İyi Parti bölge koordinatörü ve Devlet Eski Bakanı Aydın Tümen, “MHP Cumhurbaşkanı adayı çıkarmama kararı ile siyasetteki iddiasını artık kaybetmiştir” dedi.

 

İyi Parti Zonguldak teşkilatı tarafından 10 Ocak çalışan Gazeteciler Günü kapsamında gazetecilere yönelik kahvaltı programı gerçekleştirdi.

Programa; İyi Parti Bölge Koordinatörü ve Devlet Eski Bakanı Aydın Tümen, İyi Parti İl Başkanı Ragıp Bayraktar, tüm ilçe başkanları ile yöneticiler katıldı.

BAYRAKTAR ÖZGÜR BASINI DESTEKLİYORUZ

Kahve Madeni’nde gerçekleştirilen program, İyi Parti İl Başkanı Ragıp Bayraktar’ın açılış konuşmasıyla başladı.

Bayraktar konuşmasında,  10 Ocak Çalışan Gazeteciler Günü’nü kutlayarak, “Parti basın programında açıklandığı gibi, özgür basını desteklemekteyiz.” dedi. Bayraktar şunları söyledi:

“10 Ocak Çalışan Gazeteciler Günü” nedeniyle bir gün erken düzenlemiş olduğumuz kahvaltılı sohbet toplantımıza hoş geldiniz.

Bu güzel sohbetimize değerli katılımlarınızla onur verdiğiniz için şahsım ve İYİ Parti’mizin İl ve İlçe teşkilatları adına sizlere teşekkür ediyorum.

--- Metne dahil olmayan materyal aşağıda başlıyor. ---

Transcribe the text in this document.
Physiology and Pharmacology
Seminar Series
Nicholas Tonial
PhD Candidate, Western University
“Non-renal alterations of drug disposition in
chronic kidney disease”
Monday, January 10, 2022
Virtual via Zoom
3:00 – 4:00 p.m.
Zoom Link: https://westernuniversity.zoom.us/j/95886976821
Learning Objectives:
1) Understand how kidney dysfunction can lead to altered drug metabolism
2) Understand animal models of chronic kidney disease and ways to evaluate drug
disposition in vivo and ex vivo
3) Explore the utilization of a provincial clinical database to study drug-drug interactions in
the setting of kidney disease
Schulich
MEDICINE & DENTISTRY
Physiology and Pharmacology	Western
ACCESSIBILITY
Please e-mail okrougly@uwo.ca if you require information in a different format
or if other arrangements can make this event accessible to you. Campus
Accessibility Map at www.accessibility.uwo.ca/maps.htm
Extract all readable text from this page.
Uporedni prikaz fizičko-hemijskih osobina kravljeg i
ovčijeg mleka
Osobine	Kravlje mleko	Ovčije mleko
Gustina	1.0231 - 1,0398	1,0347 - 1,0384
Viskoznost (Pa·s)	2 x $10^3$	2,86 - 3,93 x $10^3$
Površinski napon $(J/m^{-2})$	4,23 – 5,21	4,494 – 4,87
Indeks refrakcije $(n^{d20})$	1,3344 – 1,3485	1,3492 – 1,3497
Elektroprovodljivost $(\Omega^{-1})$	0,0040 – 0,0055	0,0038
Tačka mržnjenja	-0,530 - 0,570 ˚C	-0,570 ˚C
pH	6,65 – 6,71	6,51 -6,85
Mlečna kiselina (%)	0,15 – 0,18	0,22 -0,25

10 Ocak Çalışan Gazeteciler Günü’nüzü kutlayarak sözlerime başlamak istiyorum.

Bizler; basınımızı demokrasimizin atar damarı olarak görüyoruz.

Bizler; basınımızı özgür bir toplumun sesi olarak görüyoruz.

Bizler; basınının özgür olmadığı toplumlarda demokrasiden asla söz edilemeyeceğine inanıyoruz.

Basını özgür olmayan toplumlarda, siyasi partilerin de özgürlüğü kısır kalmaktadır.

İşte bu nedenlerle; İYİ Parti olarak bizim Parti programımızda “Medya” konusuna büyük ağırlık verilmiştir.

İYİ Parti Programı’nda “Medya” başlığı altında yer olan konu başlıklarını sizlerle paylaşmak istiyorum:

MEDYA

Halkımızın haberleşme ve bilgi edinme özgürlüğünün son derece kısıtlandığının bilincinde olarak,

Medya, özgürce bilgi edinme ve yayma hakkına sahip olacaktır.

Siyasi partilerin ve demokratik kitle örgütlerinin medya

Olanaklarından adil şekilde yararlanması sağlanacaktır.

Halkımız haber alma ve bilgilenme hakkını özgürce kullanacaktır.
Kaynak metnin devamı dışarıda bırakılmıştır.